ABD-İsrail ortaklığının ağırlaşan bedeli
Washington yönetiminin Orta Doğu’daki askerî varlığını azaltmayı ve küresel komuta yapısını yeniden şekillendirmeyi planlaması, sıradan bir kurumsal reform olarak değil halihazırda yeniden şekillenmeye koyulan küresel şartların getirdiği bir zorunluluk olarak değerlendirilmelidir. Pentagon’un CENTCOM, EUCOM ve AFRICOM gibi kritik kuvvet komutanlıklarının yetkilerini daraltarak daha merkezi bir yapıya yönelmesi, ABD’nin uzun yıllardır taşıdığı askerî yükleri hafifletme arayışıyla beraber mevcut politikaların uygulanması adına sarf edilen enerjinin ABD açısından olumsuz sonuçlara potansiyel oluşturduğu da görülmektedir.
Bu dönüşümün arkasında değişen küresel güç dengeleri bulunmaktadır. Çin’in yükselişi, Rusya’nın askerî ve diplomatik meydan okumaları ve Hint-Pasifik merkezli rekabetin derinleşmesi, ABD’yi Orta Doğu’daki sürekli askerî angajman politikasını sorgulamaya zorlamaktadır. ABD kamuoyunda da artık Orta Doğu’ya harcanan askerî kaynakların ve insan gücünün sürdürülebilir olmadığı yönünde güçlü bir kanaat oluşmuştur. Diğer yandan ABD tarafından yayınlanan Ulusal Güvenlik Strateji belgesine bakıldığında; Çin ve Rusya eksenli yapılan öz eleştiriler ABD’nin bu kararının arka planıyla ilgili açık mesajları vermektedir. Yine aynı çerçevede Washington yönetiminin diplomatik enerjisini özellikle de Çin ile olan mücadelede daha etkin kullanmak istediği anlaşılmaktadır.

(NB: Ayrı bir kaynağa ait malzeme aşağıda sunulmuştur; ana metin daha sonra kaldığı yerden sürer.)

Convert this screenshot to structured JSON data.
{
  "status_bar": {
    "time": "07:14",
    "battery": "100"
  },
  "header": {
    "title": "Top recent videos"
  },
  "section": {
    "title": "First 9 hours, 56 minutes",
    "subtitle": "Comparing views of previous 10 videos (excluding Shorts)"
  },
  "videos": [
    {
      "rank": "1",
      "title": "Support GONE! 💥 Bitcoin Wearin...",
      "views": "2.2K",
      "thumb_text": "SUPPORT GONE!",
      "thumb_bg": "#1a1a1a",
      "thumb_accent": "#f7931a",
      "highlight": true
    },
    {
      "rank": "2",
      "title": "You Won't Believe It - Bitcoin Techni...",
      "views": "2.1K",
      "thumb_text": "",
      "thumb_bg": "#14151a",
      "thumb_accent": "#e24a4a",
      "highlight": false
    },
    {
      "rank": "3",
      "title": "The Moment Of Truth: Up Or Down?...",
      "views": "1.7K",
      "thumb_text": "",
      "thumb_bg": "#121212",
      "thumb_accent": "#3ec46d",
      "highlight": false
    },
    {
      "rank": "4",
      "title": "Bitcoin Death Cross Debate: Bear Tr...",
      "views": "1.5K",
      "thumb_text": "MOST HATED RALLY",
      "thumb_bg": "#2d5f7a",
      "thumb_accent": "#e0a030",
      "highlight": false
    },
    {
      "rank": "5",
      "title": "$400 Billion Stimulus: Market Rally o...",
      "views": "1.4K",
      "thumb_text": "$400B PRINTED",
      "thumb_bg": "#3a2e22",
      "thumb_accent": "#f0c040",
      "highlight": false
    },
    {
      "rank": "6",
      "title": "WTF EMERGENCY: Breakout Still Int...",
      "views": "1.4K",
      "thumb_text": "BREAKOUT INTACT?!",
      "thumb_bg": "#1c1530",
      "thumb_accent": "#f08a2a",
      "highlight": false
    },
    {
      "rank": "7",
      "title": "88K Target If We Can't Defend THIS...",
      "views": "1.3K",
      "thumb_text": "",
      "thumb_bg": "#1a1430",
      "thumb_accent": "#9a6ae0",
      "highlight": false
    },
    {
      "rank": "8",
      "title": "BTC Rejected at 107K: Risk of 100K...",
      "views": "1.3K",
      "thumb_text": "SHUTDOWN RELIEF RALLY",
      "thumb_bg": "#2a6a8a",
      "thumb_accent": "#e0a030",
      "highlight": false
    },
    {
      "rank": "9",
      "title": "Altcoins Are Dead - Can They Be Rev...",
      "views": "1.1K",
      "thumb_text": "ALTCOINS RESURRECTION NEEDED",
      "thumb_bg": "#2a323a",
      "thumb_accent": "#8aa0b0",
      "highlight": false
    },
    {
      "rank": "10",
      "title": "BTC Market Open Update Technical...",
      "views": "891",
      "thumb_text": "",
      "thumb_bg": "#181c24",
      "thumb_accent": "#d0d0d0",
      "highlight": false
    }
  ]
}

Buna karşın İsrail cephesinden gelen sert tepkiler, Washington’un bu yeniden dengeleme arayışını dahi kendi güvenlik öncelikleri açısından bir tehdit olarak algıladığını göstermektedir. İsrail Başbakanı Binyamin Netanyahu’nun, ABD’nin varlığını Yahudi-Hristiyan medeniyeti söylemi üzerinden İsrail’e bağlayan ve açıkça gözdağı içeren ifadeleri, ABD açısından ciddi bir diplomatik ve meşruiyet sorunu yaratmaktadır. Bu söylem, ABD’yi bağımsız karar alabilen bir aktör olmaktan çıkararak İsrail’in bölgesel ajandasına bağımlı bir güç hâline geldiğini açık etmiştir.

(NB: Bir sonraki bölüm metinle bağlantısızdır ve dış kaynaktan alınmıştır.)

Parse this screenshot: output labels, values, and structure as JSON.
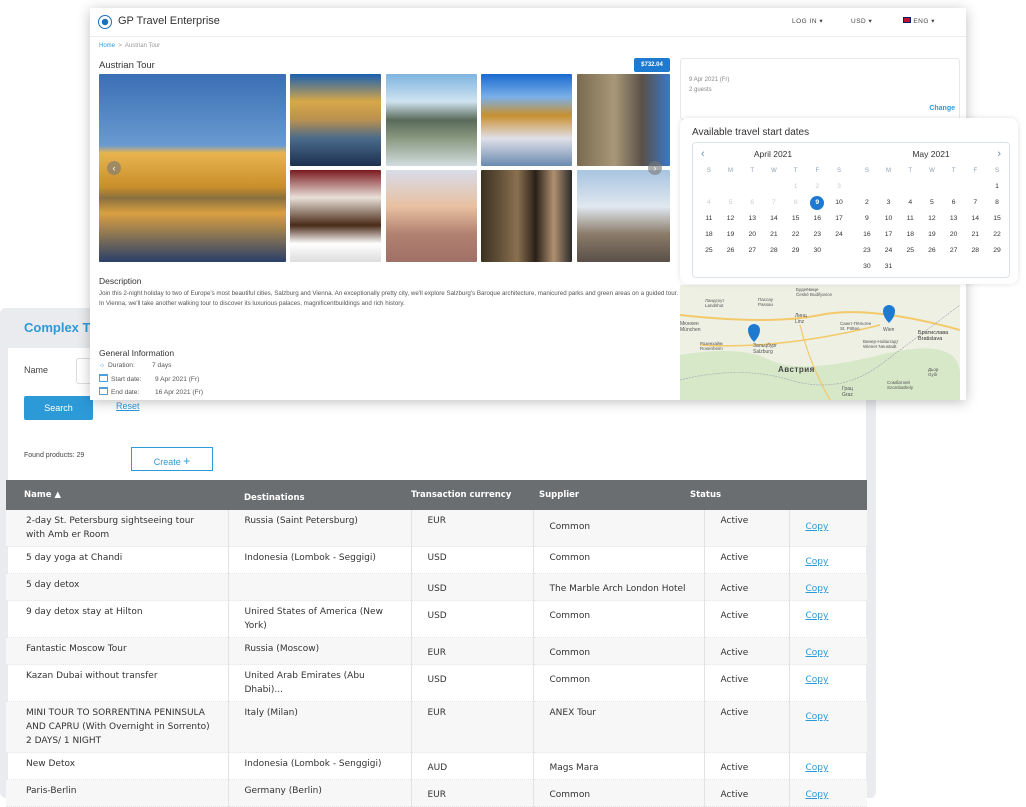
{
  "back_panel": {
    "title": "Complex Tou",
    "name_label": "Name",
    "name_value": "",
    "search_label": "Search",
    "reset_label": "Reset",
    "found_label": "Found products: 29",
    "create_label": "Create",
    "create_icon": "plus-icon",
    "table": {
      "columns": [
        "Name",
        "Destinations",
        "Transaction currency",
        "Supplier",
        "Status",
        ""
      ],
      "sort_column": "Name",
      "sort_direction": "ascending",
      "copy_label": "Copy",
      "rows": [
        {
          "name": "2-day St. Petersburg sightseeing tour with Amb er Room",
          "dest": "Russia (Saint Petersburg)",
          "cur": "EUR",
          "supplier": "Common",
          "status": "Active"
        },
        {
          "name": "5 day yoga at Chandi",
          "dest": "Indonesia (Lombok - Seggigi)",
          "cur": "USD",
          "supplier": "Common",
          "status": "Active"
        },
        {
          "name": "5 day detox",
          "dest": "",
          "cur": "USD",
          "supplier": "The Marble Arch London Hotel",
          "status": "Active"
        },
        {
          "name": "9 day detox stay at Hilton",
          "dest": "Unired States of America (New York)",
          "cur": "USD",
          "supplier": "Common",
          "status": "Active"
        },
        {
          "name": "Fantastic Moscow Tour",
          "dest": "Russia (Moscow)",
          "cur": "EUR",
          "supplier": "Common",
          "status": "Active"
        },
        {
          "name": "Kazan Dubai without transfer",
          "dest": "United Arab Emirates (Abu Dhabi)...",
          "cur": "USD",
          "supplier": "Common",
          "status": "Active"
        },
        {
          "name": "MINI TOUR TO SORRENTINA PENINSULA AND CAPRU (With Overnight in Sorrento) 2 DAYS/ 1 NIGHT",
          "dest": "Italy (Milan)",
          "cur": "EUR",
          "supplier": "ANEX Tour",
          "status": "Active"
        },
        {
          "name": "New Detox",
          "dest": "Indonesia (Lombok  - Senggigi)",
          "cur": "AUD",
          "supplier": "Mags Mara",
          "status": "Active"
        },
        {
          "name": "Paris-Berlin",
          "dest": "Germany (Berlin)",
          "cur": "EUR",
          "supplier": "Common",
          "status": "Active"
        }
      ]
    }
  },
  "front_panel": {
    "brand": "GP Travel Enterprise",
    "nav": {
      "login": "LOG IN",
      "currency": "USD",
      "language": "ENG"
    },
    "breadcrumb": {
      "home": "Home",
      "sep": ">",
      "current": "Austrian Tour"
    },
    "title": "Austrian Tour",
    "price": "$732.04",
    "description_heading": "Description",
    "description": "Join this 2-night holiday to two of Europe's most beautiful cities, Salzburg and Vienna. An exceptionally pretty city, we'll explore Salzburg's Baroque architecture, manicured parks and green areas on a guided tour. In Vienna, we'll take another walking tour to discover its luxurious palaces, magnificentbuildings and rich history.",
    "general_heading": "General Information",
    "general": [
      {
        "icon": "sun-icon",
        "label": "Duration:",
        "value": "7 days"
      },
      {
        "icon": "calendar-icon",
        "label": "Start date:",
        "value": "9 Apr 2021 (Fr)"
      },
      {
        "icon": "calendar-icon",
        "label": "End date:",
        "value": "16 Apr 2021 (Fr)"
      }
    ],
    "booking": {
      "date": "9 Apr 2021 (Fr)",
      "guests": "2 guests",
      "change": "Change"
    },
    "map_labels": {
      "austria": "Австрия",
      "salzburg": "Зальцбург\nSalzburg",
      "vienna": "Wien",
      "bratislava": "Братислава\nBratislava",
      "munchen": "Мюнхен\nMünchen",
      "linz": "Линц\nLinz",
      "graz": "Грац\nGraz",
      "stpolten": "Санкт-Пёльтен\nSt. Pölten",
      "passau": "Пассау\nPassau",
      "budejovice": "Будеёвице\nČeské Budějovice",
      "rosenheim": "Розенхайм\nRosenheim",
      "wnstadt": "Винер-Нойштадт\nWiener Neustadt",
      "gyor": "Дьор\nGyőr",
      "szombathely": "Сомбатхей\nSzombathely",
      "landshut": "Ландсхут\nLandshut"
    }
  },
  "calendar": {
    "heading": "Available travel start dates",
    "weekdays": [
      "S",
      "M",
      "T",
      "W",
      "T",
      "F",
      "S"
    ],
    "selected": "9 April 2021",
    "accent": "#1d7ad0",
    "months": [
      {
        "title": "April 2021",
        "disabled_before": 9,
        "selected": 9,
        "weeks": [
          [
            null,
            null,
            null,
            null,
            1,
            2,
            3
          ],
          [
            4,
            5,
            6,
            7,
            8,
            9,
            10
          ],
          [
            11,
            12,
            13,
            14,
            15,
            16,
            17
          ],
          [
            18,
            19,
            20,
            21,
            22,
            23,
            24
          ],
          [
            25,
            26,
            27,
            28,
            29,
            30,
            null
          ]
        ]
      },
      {
        "title": "May 2021",
        "disabled_before": 0,
        "selected": null,
        "weeks": [
          [
            null,
            null,
            null,
            null,
            null,
            null,
            1
          ],
          [
            2,
            3,
            4,
            5,
            6,
            7,
            8
          ],
          [
            9,
            10,
            11,
            12,
            13,
            14,
            15
          ],
          [
            16,
            17,
            18,
            19,
            20,
            21,
            22
          ],
          [
            23,
            24,
            25,
            26,
            27,
            28,
            29
          ],
          [
            30,
            31,
            null,
            null,
            null,
            null,
            null
          ]
        ]
      }
    ]
  },
  "colors": {
    "accent": "#2d9ad8",
    "table_header": "#6b6e70",
    "panel_bg": "#e9ebee"
  }
}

ABD–İsrail ortaklığının bu noktada Washington için en büyük maliyeti, Orta Doğu’daki itibar kaybı olarak ortaya çıkmaktadır. İsrail’e verilen koşulsuz destek, özellikle Gazze bağlamındaki tutum, ABD’yi soykırımın suç ortağına dönüştürürken aynı coğrafyadaki ilişkilerini de sarsmaktadır. Daha da önemlisi, bu ortaklık ABD’nin küresel rekabetteki manevra alanını daraltmaktadır. Washington, İsrail’i her koşulda savunmak zorunda kaldıkça Çin ve Rusya gibi aktörlere karşı zayıflamaya devam etmektedir.
ABD–İsrail ortaklığının yarattığı bu tablo, Ankara ile Washington arasındaki stratejik uyumsuzluğu daha da görünür kılmaktadır. Türkiye, Orta Doğu’da kalıcı barışı, huzuru, çok taraflılığı, bölgesel dengeyi ve diplomatik esnekliği önceleyen bir yaklaşımı savunmaktadır. Buna karşın ABD’nin İsrail merkezli politikaları, Türkiye’nin güvenlik ve dış politika öncelikleriyle örtüşmemektedir. Bu nedenle söz konusu ortaklık, yalnızca bölge halklarıyla değil, ABD’nin müttefikleriyle olan ilişkilerinde de ciddi sorunlar üretmektedir.
Pentagon’un askerî varlığı azaltma ve komuta yapısını sadeleştirme girişimi, ABD’nin İsrail ile kurduğu asimetrik ortaklığın sürdürülemez hâle geldiğini dolaylı biçimde kabul ettiğini göstermektedir. İsrail’den gelen sert ve tehditkâr açıklamalar ise bu ortaklığın Washington’a stratejik kazançtan çok maliyet ürettiğini açık biçimde teyit etmektedir. ABD, İsrail merkezli politikalarının bedelini küresel anlamda hissetmeye başlamış ve görünen o ki İsrail’in tehditlerine boyun eğmek zorunda kalırsa karşılaşacağı akıbet daha büyük bir hüsran olacaktır.